La signora è stata per tante donne dell’epoca un punto di riferimento per impegno verso gli umili e gli ultimi e il suo zelo per la costruzione del Centro di Assistenza Materna è stato esemplare; poi vi è la sua adesione al Regime su cui non mi sento in grado di esprimere giudizi e non certo perché come diceva qualcuno ‘eravamo tutti balilla’. Solo leggendo Mascellaro ho scoperto che quando Maurogiovanni mi diceva sono stato in via Crisanzio a trovare ‘Donna Wanda’ si riferiva alla casa che ha visto la signora abitarci per 33 anni fino alla sua morte nel 1976.
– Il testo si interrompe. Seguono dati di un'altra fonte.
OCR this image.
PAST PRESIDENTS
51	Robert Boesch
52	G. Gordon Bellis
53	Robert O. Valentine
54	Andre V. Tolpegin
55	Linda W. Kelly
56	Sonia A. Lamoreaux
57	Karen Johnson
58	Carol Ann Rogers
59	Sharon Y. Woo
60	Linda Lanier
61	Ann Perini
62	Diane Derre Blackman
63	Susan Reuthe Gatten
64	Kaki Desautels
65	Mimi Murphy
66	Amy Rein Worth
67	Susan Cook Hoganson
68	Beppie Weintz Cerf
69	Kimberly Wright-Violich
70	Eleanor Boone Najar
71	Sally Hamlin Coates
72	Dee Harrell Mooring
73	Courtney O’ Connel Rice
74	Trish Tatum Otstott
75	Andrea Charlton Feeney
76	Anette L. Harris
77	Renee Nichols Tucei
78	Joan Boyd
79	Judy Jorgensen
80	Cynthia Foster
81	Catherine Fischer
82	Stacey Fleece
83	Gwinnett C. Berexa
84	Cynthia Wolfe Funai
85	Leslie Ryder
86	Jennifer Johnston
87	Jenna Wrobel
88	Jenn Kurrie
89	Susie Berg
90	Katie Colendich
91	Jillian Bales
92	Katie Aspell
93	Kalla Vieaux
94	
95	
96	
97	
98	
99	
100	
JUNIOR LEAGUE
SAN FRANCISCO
Ho appreso anche che l’amico Nicola Roncone, cui negli anni ho regalato tanti libri a titolo personale e anche per i suoi amici, ha pubblicato un libro dedicato al prof. Francesco Babudri che non dico mi sarebbe piaciuto recensire, ma almeno…’vedere’. Io sull’amicizia la penso come Buttafava: «L’amicizia è prima di tutto libertà. Libertà di parlare, di confidarsi, di svelare i segreti più meschini o angosciosi, di chiedere aiuto, di abbandonarsi , di litigare». Poi ‘abusus non tollit usus’, per cui non posso essere tuo amico e anche tuo…adulatore.

Detto ciò il libro di Mascellaro è prezioso perché non lo ha scritto un giornalista, ma un uomo che vuol documentare alcuni passaggi storici importanti della sua città e consegnare «alle nuove generazioni uno strumento essenziale per conoscere avvenimenti e protagonisti di Bari», come afferma, con legittimo orgoglio, l’editore del libro.

«Allàsse ca so de Bbare» ( questo il grido del pescatore morso dal granchio) e «Pèse cchiù la penne ca la zappe» (questo il grido del leggendario direttore Aurelio Papandrea ai giovani giornalisti in erba, Beppe Lopez compreso, che ‘faticavano’ a redigere I loro articoli).